After Sidney's funeral, Joan decides to confront Isaiah, speculating that the abuse began 10 years ago during his prom night as she remembers Sidney crying for hours after it. Isaiah tells Joan that she is delusional and she calls him Sidney's killer, causing him to lash out and tell Joan that he loved Sidney better than she ever did. Isaiah attempts to strangle Joan, only for her to stab him with a knife.
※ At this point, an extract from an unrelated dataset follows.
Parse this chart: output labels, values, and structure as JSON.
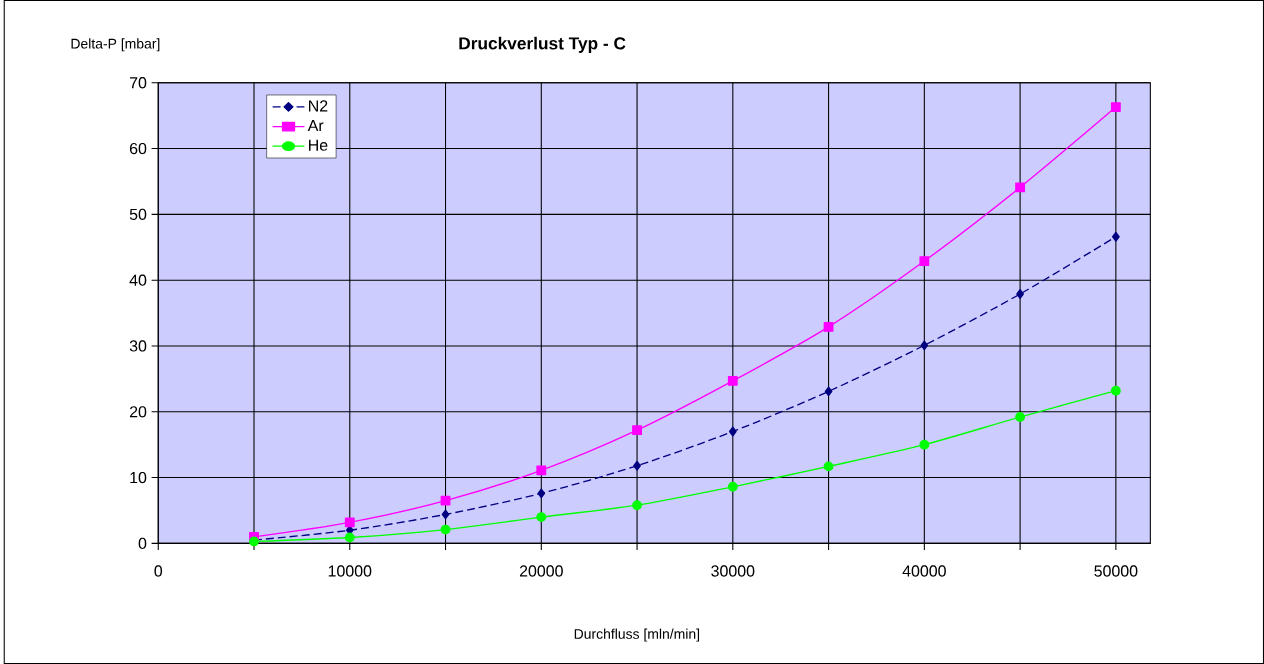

He then tries forcing her head into the fireplace but she stabs him to death with a fire iron, throws the copy of Cocoon Man into the fire, and sobs as she watches it burn.

==Cast==
- Billy Mayo as Sidney Johnson, an acclaimed poet and Joan's husband
- Brandon Greenhouse as Isaiah Johnson, the son of Sidney and Joan
  - Carlon Jeffery as Young Isaiah
- Angela Bullock as Joan Johnson, Sidney's wife and Isaiah's mother
- Stanley Bennett Clay as Howard
- Connie Jackson as Grace
- Danièle Watts as Marianne, Isaiah's wife

==Production==
Work on the project began during Aster's time at the AFI Conservatory film school, where he made it his thesis film. The idea behind the film had arisen from a discussion with some friends about taboo topics during the summer preceding his first year at AFI. Greenhouse, who plays Isaiah, had previously worked on projects with Aster and was there since the idea's conception. He said, "We were talking about topics that are too taboo to be explored, and so we arrived at taboos that weren't even taboos because they were so unfathomable, and the most popular was that of a son molesting his father."

The film was shot on 35 mm. Aster called the screenplay "a bit of an uphill battle to make it there politically". He said, "I was at AFI, which is a kind of industry school. They're very Hollywood-oriented and they want to train you to become a Hollywood filmmaker, and the films they show the incoming fellows are very politically correct ... Oscar movies. And I just thought, what's the worst thing I can make at AFI? ... To ask, what can't I do? And why can't I do it? Oh, a son raping his dad, we should make that a movie. And then to figure out what makes that palatable and how to make that work."

==Reception==
After the short film was released online, it went viral, garnering a polarized reaction due to its controversial themes. Ivan Kander of the website Short of the Week wrote that the comments on YouTube had "everything from effusive acclaim to disgusted vitriol" which "in terms of the internet, means it's a hit".

The film also garnered controversy for its portrayal of an African-American family by a white filmmaker. Aster responded, "The color of the family isn't important. We certainly assumed that casting black actors in a film that tackles such transgressive themes would create something of a stir, and it would be a lie to say that we weren't hesitant, especially as many people were advising us against the decision."

Malcolm Harris, an African-American survivor of incest and child sexual abuse, wrote in The Huffington Post that Mayo's performance was "brilliant". He wrote, "We should be applauding the fact that someone has finally shown true courage in proposing the question, 'What if? What if these strange events were happening behind the closed doors of the Smiths, the Rosenbergs, the Mortimers, the Herreras? What if these strange things were happening to me?